C’est le seul décor que j’ai mis six ans à créer, je l’ai effacé, modifié, retouché plusieurs fois … J’avais déjà chiné quelques meubles : en 2021 j’avais acheté ce miroir peint art nouveau de Gustave Serrurier-Bovy, une pièce que, je pense, on n’avait encore jamais vue. J’avais acheté, à Vienne, la banquette de Koloman Moser de 1905, puis cette bibliothèque à mécanisme de Carlo di Carli, une pièce unique que je trouve vraiment très belle et qui provient de la Casa Roditi à Milan … Parmi les pièces que j’ai découvertes plus récemment, il y a cette paire de fauteuils 1920 de Vittorio Zecchin, un artiste que l’on retrouve dans les collections du Musée des Arts Décoratifs.
C’est un décor très différent des précédents ….
Le premier décor que j’ai créé ici en 1995 faisait déjà référence à l’ Art & Crafts et à la Sécession Viennoise. J’aime beaucoup ces périodes brèves et transitoires dans l’histoire des arts décoratifs. Quand j’étais jeune et entourée d’amis antiquaires érudits, j’étais fascinée par les intérieurs des aristocrates russes avant la révolution, c’était des gens qui voyageaient beaucoup, on retrouvait chez eux aussi bien la Sécession Viennoise que des lignes fluides inspirées de la nature vivante ou des références presque byzantines. La Maison Gorki, à Moscou, en est encore un exemple emblématique. J’admirais alors aussi beaucoup le travail du marchand bruxellois Pierre Eden qui à l’époque m’appelait Miss Knopf ! Spécialiste de Serrurier-Bovy, il vivait dans un univers très symboliste, entouré de chats, très « symbolistes » eux aussi ! Il y avait alors un immense bouillonnement dans les arts décoratifs, on redécouvrait des pièces oubliées et je chinais déjà des pièces d’Adolf Loos ou d’Otto Wagner. Pour mon premier décor dans cet atelier j’ai montré ce mobilier par petites touches, mais en gardant l’esprit d’un atelier d’artiste en patinant juste les murs d’un halo crème. Le photographe Jacques Dirand m’a offert douze pages dans World of interiors et c’est ce qui a fait connaître l’atelier de la rue du Dragon.

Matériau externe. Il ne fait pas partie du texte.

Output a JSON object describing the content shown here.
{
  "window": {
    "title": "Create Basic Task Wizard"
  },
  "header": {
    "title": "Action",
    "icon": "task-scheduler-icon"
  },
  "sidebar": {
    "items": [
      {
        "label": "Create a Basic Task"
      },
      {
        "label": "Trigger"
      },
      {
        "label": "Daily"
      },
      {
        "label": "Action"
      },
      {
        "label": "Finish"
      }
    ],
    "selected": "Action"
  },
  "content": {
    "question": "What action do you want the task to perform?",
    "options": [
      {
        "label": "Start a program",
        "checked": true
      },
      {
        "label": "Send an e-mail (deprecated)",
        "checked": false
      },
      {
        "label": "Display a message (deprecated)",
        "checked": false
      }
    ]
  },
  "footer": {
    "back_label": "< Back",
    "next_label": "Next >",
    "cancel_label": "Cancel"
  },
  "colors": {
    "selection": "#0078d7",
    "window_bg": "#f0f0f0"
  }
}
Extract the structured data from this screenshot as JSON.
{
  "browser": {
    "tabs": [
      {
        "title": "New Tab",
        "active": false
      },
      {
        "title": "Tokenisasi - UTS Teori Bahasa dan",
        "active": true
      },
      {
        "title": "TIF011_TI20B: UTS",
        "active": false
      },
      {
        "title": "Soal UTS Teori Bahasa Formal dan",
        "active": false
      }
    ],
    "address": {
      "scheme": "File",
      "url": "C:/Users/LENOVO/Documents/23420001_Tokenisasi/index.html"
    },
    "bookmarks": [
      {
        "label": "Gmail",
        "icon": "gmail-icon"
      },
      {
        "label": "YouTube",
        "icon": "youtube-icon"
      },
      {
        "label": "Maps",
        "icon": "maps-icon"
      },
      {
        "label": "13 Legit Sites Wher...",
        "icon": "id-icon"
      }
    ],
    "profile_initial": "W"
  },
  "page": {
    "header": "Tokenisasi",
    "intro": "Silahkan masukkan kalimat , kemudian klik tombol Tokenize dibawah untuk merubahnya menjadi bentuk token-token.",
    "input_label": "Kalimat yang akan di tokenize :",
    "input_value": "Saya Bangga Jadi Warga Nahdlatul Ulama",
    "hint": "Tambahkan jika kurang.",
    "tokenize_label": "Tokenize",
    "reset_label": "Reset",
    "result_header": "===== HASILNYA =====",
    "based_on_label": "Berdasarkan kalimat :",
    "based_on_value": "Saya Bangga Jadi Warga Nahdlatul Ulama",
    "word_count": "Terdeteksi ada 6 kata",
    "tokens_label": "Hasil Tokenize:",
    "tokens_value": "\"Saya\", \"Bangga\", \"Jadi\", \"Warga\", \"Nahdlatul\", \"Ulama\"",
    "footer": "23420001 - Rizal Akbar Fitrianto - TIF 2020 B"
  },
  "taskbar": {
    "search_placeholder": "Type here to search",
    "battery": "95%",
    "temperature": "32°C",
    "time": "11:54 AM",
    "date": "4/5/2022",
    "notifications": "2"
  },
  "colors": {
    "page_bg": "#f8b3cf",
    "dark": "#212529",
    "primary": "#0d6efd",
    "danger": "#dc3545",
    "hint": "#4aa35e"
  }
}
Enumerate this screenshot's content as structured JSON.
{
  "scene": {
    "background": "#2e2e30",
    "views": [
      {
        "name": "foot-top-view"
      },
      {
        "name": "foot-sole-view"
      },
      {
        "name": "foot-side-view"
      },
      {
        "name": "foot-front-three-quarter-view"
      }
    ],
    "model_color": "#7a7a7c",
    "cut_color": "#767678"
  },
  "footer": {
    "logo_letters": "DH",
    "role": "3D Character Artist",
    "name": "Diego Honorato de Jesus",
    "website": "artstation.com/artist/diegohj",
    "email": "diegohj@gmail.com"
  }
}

Cette fois tu as consacré l’ensemble de l’atelier à cette période ?
Quand j’ai envoyé les trois décors de l’atelier avec les couleurs que je souhaitais à mon peintre, il a été très inspiré par leur juxtaposition. Mais bien sûr, comme souvent, les teintes ont changé au fur et à mesure de la conception. J’aime les décors qui racontent une histoire et dont l’atmosphère change avec la lumière. Avec les aplats par exemple, la couleur vibre mais l’ambiance reste plus ou moins la même. J’aime plutôt les décors qui nous aspirent ou qui sont comme une fuite …. Philippe Garcia, qui a photographié ce décor, a vraiment su en capter l’esprit, la lumière et les tonalités.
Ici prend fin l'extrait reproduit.